From court orders to prime real estate
Karen Kissiah Staff Writer
Chesterfield County Council voted unanimously Sept. 4 to purchase a piece of property along Hwy 9 for the purpose of expanding and improving the facilities of the Chesterfield County Animal Shelter.
Chesterfield County Councilman Douglas Curtis said the purchase price for the county is $125,000.
“This is prime real estate. The property alone is worth that investment,” said Curtis. The two-acre property, on the Chesterfield side of L & M Antiques on Hwy 9, currently houses two separate buildings that “are turn-key ready,” he said. One building is 8,000 square feet and the other is 1,500 square feet.
Chesterfield County Councilman Frank Plyler, who is the chairman of the Animal Shelter Committee, pointed out some of the advantages of the location. Not only will it be convenient for local residents, it will be much easier for out of state rescue workers to access, he said. And, it is already fenced.
The new space will not only offer advantages to the animals, it will provide more office space as well. The current office is in a small trailer, or mobile home, parked near the shelter facility. “If you get two people in there it’s crowded,” said Tim Eubanks, director of public works for Chesterfield County.
“We’ve been needing more room for a long time,” said Plyler.

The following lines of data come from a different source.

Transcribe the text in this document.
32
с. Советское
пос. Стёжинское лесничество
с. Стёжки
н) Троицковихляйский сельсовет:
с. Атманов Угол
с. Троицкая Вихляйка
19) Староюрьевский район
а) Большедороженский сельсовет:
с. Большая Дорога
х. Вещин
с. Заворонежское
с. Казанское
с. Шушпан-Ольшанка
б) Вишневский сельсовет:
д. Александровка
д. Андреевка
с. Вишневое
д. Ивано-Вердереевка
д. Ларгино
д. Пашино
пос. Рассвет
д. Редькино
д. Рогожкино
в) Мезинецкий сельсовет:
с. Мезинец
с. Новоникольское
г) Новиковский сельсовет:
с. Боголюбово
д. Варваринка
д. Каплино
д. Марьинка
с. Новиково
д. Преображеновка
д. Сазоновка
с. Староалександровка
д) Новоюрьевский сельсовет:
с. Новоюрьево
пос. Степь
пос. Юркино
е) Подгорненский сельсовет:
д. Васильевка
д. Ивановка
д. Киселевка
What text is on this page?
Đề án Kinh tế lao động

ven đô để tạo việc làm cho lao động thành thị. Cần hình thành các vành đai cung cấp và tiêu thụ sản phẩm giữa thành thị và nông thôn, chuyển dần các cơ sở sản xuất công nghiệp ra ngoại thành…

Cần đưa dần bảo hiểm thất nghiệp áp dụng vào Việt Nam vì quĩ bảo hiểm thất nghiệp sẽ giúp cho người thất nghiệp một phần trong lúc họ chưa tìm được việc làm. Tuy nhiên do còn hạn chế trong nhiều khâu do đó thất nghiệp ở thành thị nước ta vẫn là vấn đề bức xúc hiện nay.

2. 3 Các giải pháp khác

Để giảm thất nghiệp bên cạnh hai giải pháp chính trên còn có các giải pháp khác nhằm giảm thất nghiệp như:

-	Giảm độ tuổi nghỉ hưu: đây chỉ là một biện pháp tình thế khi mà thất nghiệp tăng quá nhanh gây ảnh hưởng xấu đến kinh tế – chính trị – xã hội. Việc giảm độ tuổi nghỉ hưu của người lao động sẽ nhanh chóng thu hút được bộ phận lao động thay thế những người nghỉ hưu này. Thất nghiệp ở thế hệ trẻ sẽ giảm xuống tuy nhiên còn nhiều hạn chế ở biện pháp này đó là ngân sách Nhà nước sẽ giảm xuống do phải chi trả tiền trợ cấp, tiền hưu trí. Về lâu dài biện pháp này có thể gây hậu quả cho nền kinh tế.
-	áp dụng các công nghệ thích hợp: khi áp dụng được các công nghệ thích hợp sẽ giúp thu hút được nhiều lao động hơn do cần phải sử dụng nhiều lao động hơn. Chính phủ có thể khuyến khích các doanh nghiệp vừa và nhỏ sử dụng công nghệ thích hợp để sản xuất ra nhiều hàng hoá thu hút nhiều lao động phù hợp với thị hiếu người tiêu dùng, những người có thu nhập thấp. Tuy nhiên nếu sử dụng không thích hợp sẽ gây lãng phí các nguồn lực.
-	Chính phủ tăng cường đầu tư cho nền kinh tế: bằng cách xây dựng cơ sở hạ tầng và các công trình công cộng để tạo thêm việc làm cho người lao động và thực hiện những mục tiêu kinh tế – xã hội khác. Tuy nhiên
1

Eubanks said having more room to spread out would also allow the facility to separate sick or ferocious animals from other animals in the shelter’s care.
“I say we’ve made great strides,” said Councilman Eddie Rivers, to improve the situation of the animal shelter. He also made reference to the fact the county has recently been relieved of a court order to do so, and has been given “a clean bill of health” from Eddie O’Neal of the South Carolina Humane Society.
In March of 2011, news that 22 dogs had been shot, rather than euthanized, at the Chesterfield County Animal Shelter made national headlines and landed the county with a court order from South Carolina Attorney General Alan Wilson. Since then, several changes have taken place, including the administration of the department.
“I say this is another step in the right direction,” said Eddie Rivers, “And if Mrs. Kimrey were here today she’d be jumping up and down!”
Nancy Kimrey, to whom he referred, and several other animal rights activists and animal rescue volunteers, were part of the agenda for County Council’s monthly meetings for nearly two years, as the plans to fix problems at the shelter were corrected by policy and put into place.
“I agree the visibility would be a lot better at this location on Hwy 9,” said Chesterfield County Council Chairman Matt Rivers, “but in the end, it will help the animals.”